Klingt lustig, ist aber wohl verfrüht. Trump ist noch da. Sein Zollkrieg hat schon viel zum Schlechteren verändert und wird noch viel mehr verändern. Und auf einem anderen Schauplatz zettelt er gerade die nächste Krise an.

Der trumpsche Irrsinn in 4 Kapiteln:

Kein Vertrauen in eine Lachnummer

«Die USA sind kein ernst zu nehmendes Land mehr, sie sind eine Lachnummer», sagt der Starökonom Noah Smith. Etwas weniger hart ausgedrückt: Sie haben Vertrauen verloren.

Ihre Währung ist weniger gefragt und deshalb gegenüber Euro und Franken immer noch deutlich schwächer als zu Jahresbeginn. Ihre langfristigen Staatsanleihen gelten als weniger sicher, und die USA zahlen höhere Zinsen. Ihre Wirtschaft ist bei ausländischen Unternehmen als Investitionsstandort weniger beliebt. Viele Unternehmen verkaufen einfach alte Investitionen als neue, um sich mit Trump gut zu stellen.

Kein Wunder. Trump führt seinen Zollkrieg grotesk sprunghaft.
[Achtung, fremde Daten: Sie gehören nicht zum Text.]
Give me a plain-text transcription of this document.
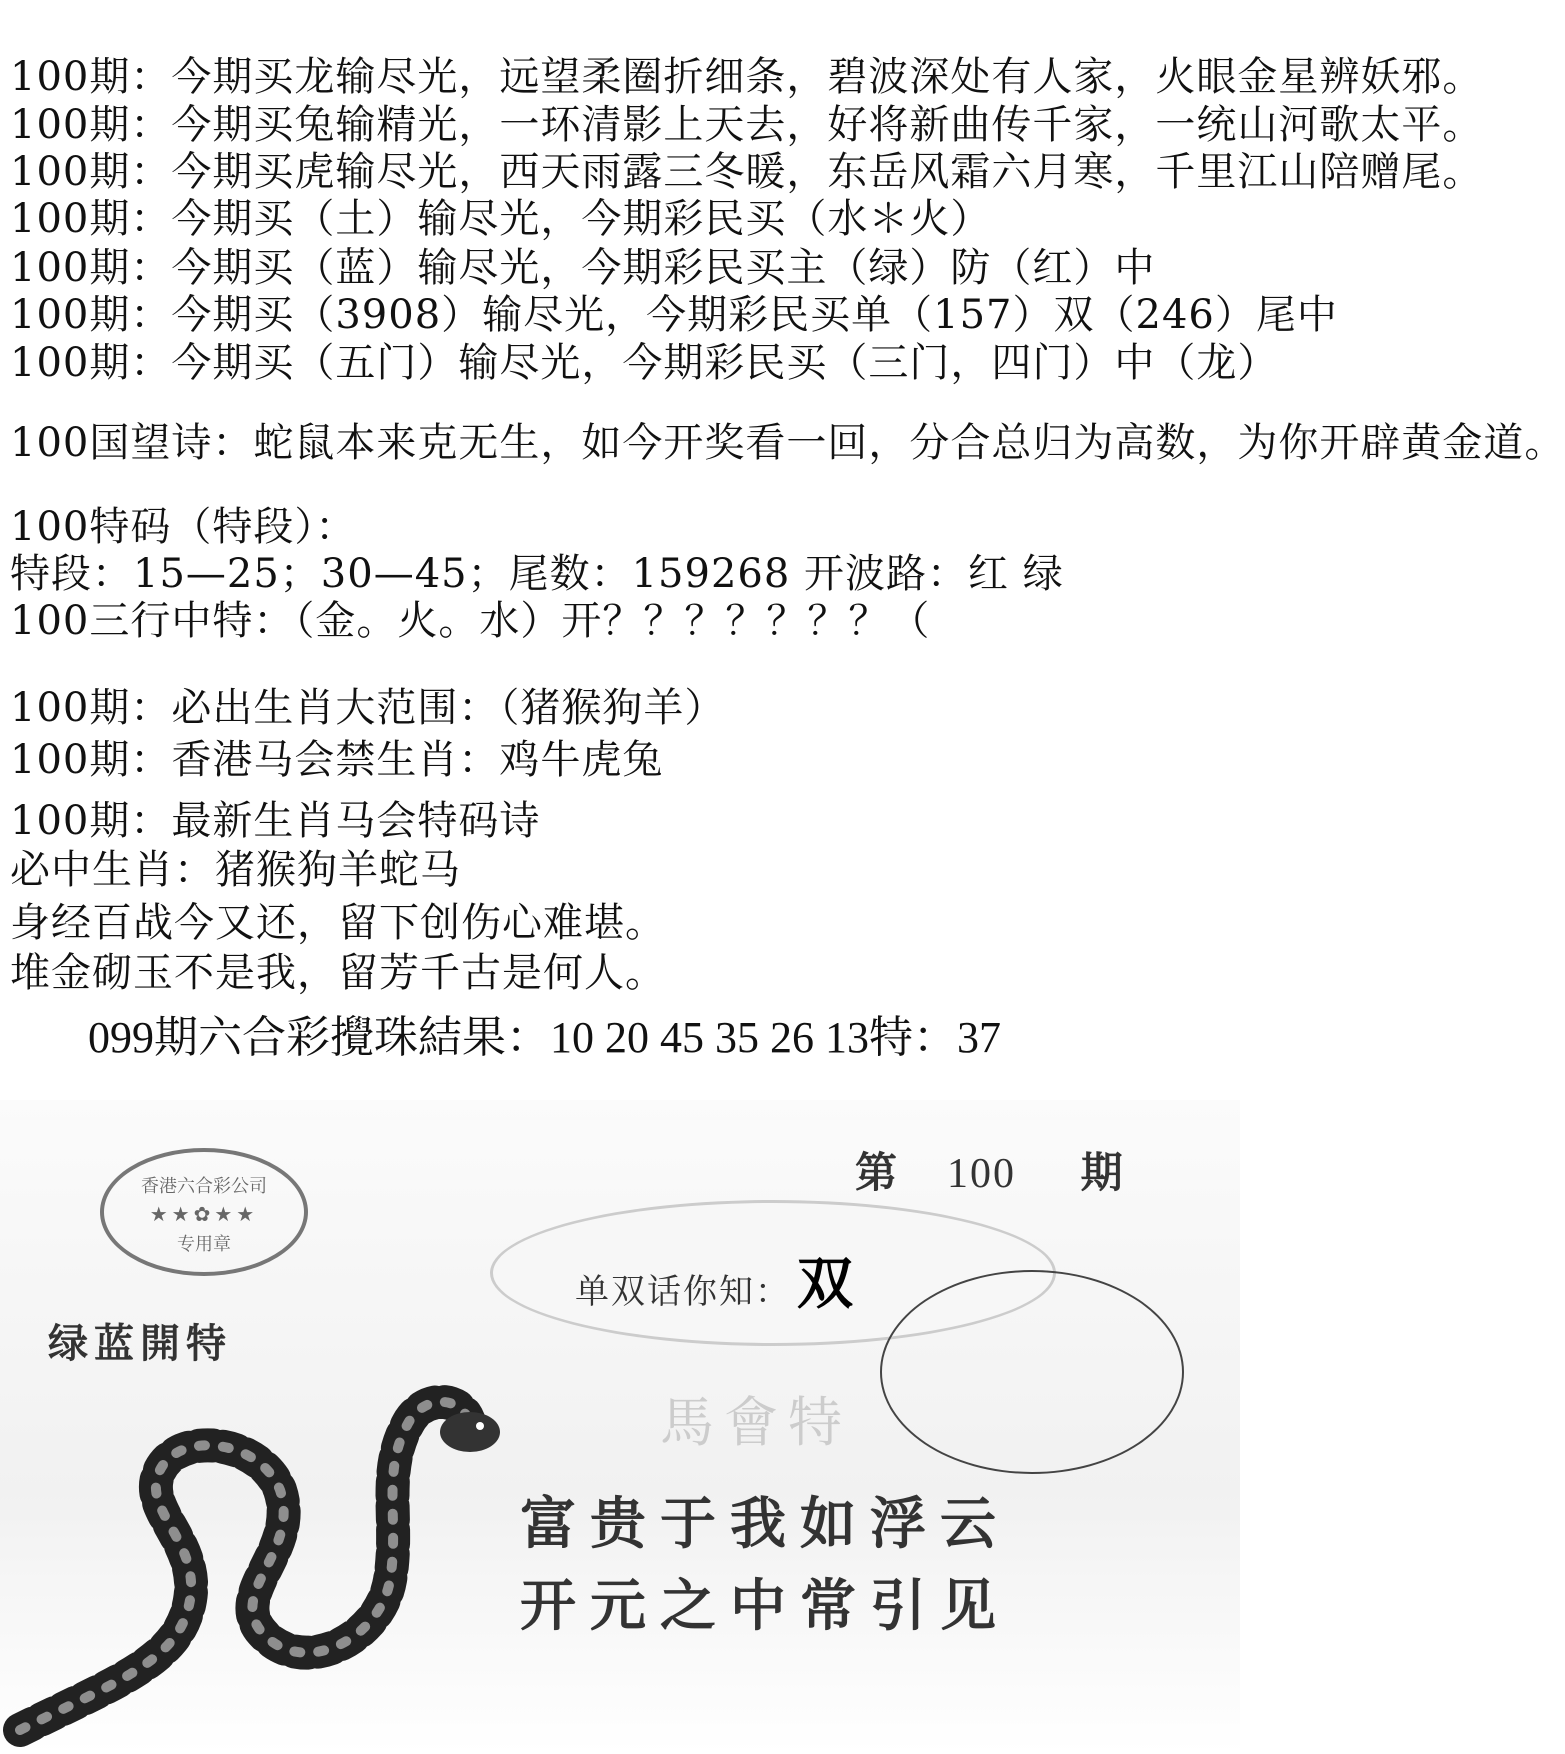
100期：今期买龙输尽光，远望柔圈折细条，碧波深处有人家，火眼金星辨妖邪。
100期：今期买兔输精光，一环清影上天去，好将新曲传千家，一统山河歌太平。
100期：今期买虎输尽光，西天雨露三冬暖，东岳风霜六月寒，千里江山陪赠尾。
100期：今期买（土）输尽光，今期彩民买（水＊火）
100期：今期买（蓝）输尽光，今期彩民买主（绿）防（红）中
100期：今期买（3908）输尽光，今期彩民买单（157）双（246）尾中
100期：今期买（五门）输尽光，今期彩民买（三门，四门）中（龙）
100国望诗：蛇鼠本来克无生，如今开奖看一回，分合总归为高数，为你开辟黄金道。
100特码（特段）：
特段：15—25；30—45；尾数：159268 开波路：红 绿
100三行中特：（金。火。水）开？？？？？？？（
100期：必出生肖大范围：（猪猴狗羊）
100期：香港马会禁生肖：鸡牛虎兔
100期：最新生肖马会特码诗
必中生肖：猪猴狗羊蛇马
身经百战今又还，留下创伤心难堪。
堆金砌玉不是我，留芳千古是何人。
099期六合彩攪珠結果：10 20 45 35 26 13特：37
香港六合彩公司
★★✿★★
专用章
第100 期
单双话你知： 双
绿蓝開特
馬會特
富贵于我如浮云
开元之中常引见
Dutzende Male hat er seine Zölle schon revidiert. Mehr als ein halbes Dutzend hielten keine Woche, manche keinen Tag.

Am 2. April führt er Rekordzölle für 180 Länder und eine Pinguininsel ein, berechnet nach einer absurden Formel. Am 9. April setzt er einen Grossteil davon wieder aus. Jetzt will er Einzelabkommen aushandeln, mit 180 Ländern in 90 Tagen. Sonst dauert es Jahre, um ein einziges Handelsabkommen abzuschliessen.

Am 9. April greift er China an wie ein Wrestler in einem Showkampf. Jeden Gegenzoll Chinas kontert er, bis es am 10. April schliesslich US-Zölle von 145 Prozent sind. Das kommt einem Importverbot gleich.

Jetzt will er doch keine Deals

Am 8. Mai verkündet Trump einen ersten der versprochenen Deals. Mit Grossbritannien. Historisch sei das, ein neues Paradigma. Doch es ist kein echtes Handelsabkommen, sagt der Ökonomieprofessor Justin Wolfers zum US-Sender CNN.

«Im Wesentlichen ist es eine Einigung, sich einigen zu wollen, irgendwann in der Zukunft.»

Wenn Trump und der britische Premierminister Keir Starmer sich tatsächlich bereits über eine Einigung freuen können bei einem Thema, klopft es bald wütend an der Tür.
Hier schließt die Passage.